"That is, if it'll lock," he added, and held out his hand to Miss
Gregory.

"Good-bye," she said, taking it heartily. "I'm glad to hear of your good fortune."

He gulped and left her, walking forth through the little tables with the uncanny straightness of the man "in liquor." Miss Gregory drank up her coffee and sat where she was.

She could see the men at the next table out of the corner of her eye; their heads were together, and they were whispering excitedly. The whole affair was plain enough to a veteran of the world's byways like Miss Gregory; the plan had been to make the youth drunk, help him forth, and rob him easily in some convenient corner. He was the kind of man who lends himself to being robbed; the real wonder was that it had not been done already. But, mingled with her contempt for his helplessness, Miss Gregory felt a certain softening. His homing instinct, as blind as that of a domestic animal, his rejoicing in his return, his childish plan for taking his mother by surprise, even his loyalty to the tramcars and all the busy littleness of Clapham Junction—these touched something in her akin to the goodness of motherhood. It occurred to her that perhaps he had been better off under the lights of the cafe than alone on his way to his bed; and at that moment the three men at the next table, their conference over, rose and went out. She sat still till they were clear; then, on an impulse of officiousness, got up and went out after them.

Their white clothes shone in the darkness to guide her; they cut across the square and vanished in one of those dark alleys she had already remarked. Miss Gregory straightened her felt hat, took a fresh grip of the stout umbrella, and followed determinedly. The corner of the alley shut out the lights behind her; tall walls with scarce windows fast shuttered hemmed her in; the vast night of the tropics drooped its shadow over her. Through it all she plodded at the gait familiar to many varieties of men from Poughkeepsie to Pekin, a squat, resolute figure, reckless alike of risk and ridicule, an unheroic heroine. There reached her from time to time the noises that prevail in those places—noises filtering thinly through shutters, the pad of footsteps, and once—it seemed to come from some roof invisible above her—the sound of sobbing, abandoned, strangled, heart-shaking sobs. She frowned and went on.

A spot where the way forked made her hesitate; the men she was following were no longer in sight. But as she pondered there came to guide her a sudden cry, clear and poignant, the shout of a startled man. It was from the right-hand path, and promptly, as though on a summons, she bent her grey head and broke into a run in the direction of it.

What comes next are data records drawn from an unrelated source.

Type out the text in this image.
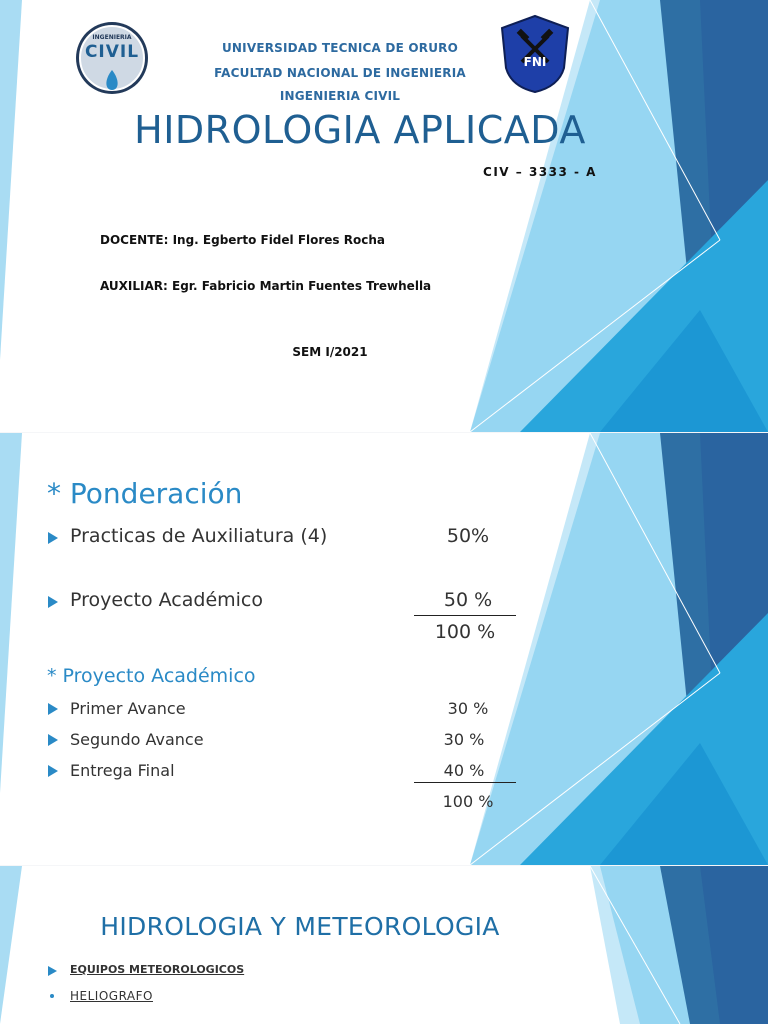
INGENIERIA
CIVIL	FNI
UNIVERSIDAD TECNICA DE ORURO
FACULTAD NACIONAL DE INGENIERIA
INGENIERIA CIVIL
HIDROLOGIA APLICADA
CIV – 3333 - A
DOCENTE: Ing. Egberto Fidel Flores Rocha
AUXILIAR: Egr. Fabricio Martin Fuentes Trewhella
SEM I/2021
* Ponderación
Practicas de Auxiliatura (4)	50%
Proyecto Académico	50 %
100 %
* Proyecto Académico
Primer Avance	30 %
Segundo Avance	30 %
Entrega Final	40 %
100 %
HIDROLOGIA Y METEOROLOGIA
EQUIPOS METEOROLOGICOS
HELIOGRAFO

As she ran, pounding valiantly, she groped in her pocket for a dog-whistle she had with her; she took it in her lips, and, never ceasing to run, blew shrill call upon call. Her umbrella was poised for war, but, rounding a corner, she saw that her whistling had done its work; three white jackets were making off at top-speed. It takes little to alarm a thief; Miss Gregory had counted on that.

It was not till she fell over him that she was aware of the man on the ground, who rolled over and cried out at the movement. She put a steady hand on him.

"Are you hurt?" she asked eagerly.

He groaned; his face was a pale blur against the earth.

"They've got me," he said. "They stuck a knife in my back. I'm bleeding; I'm bleeding."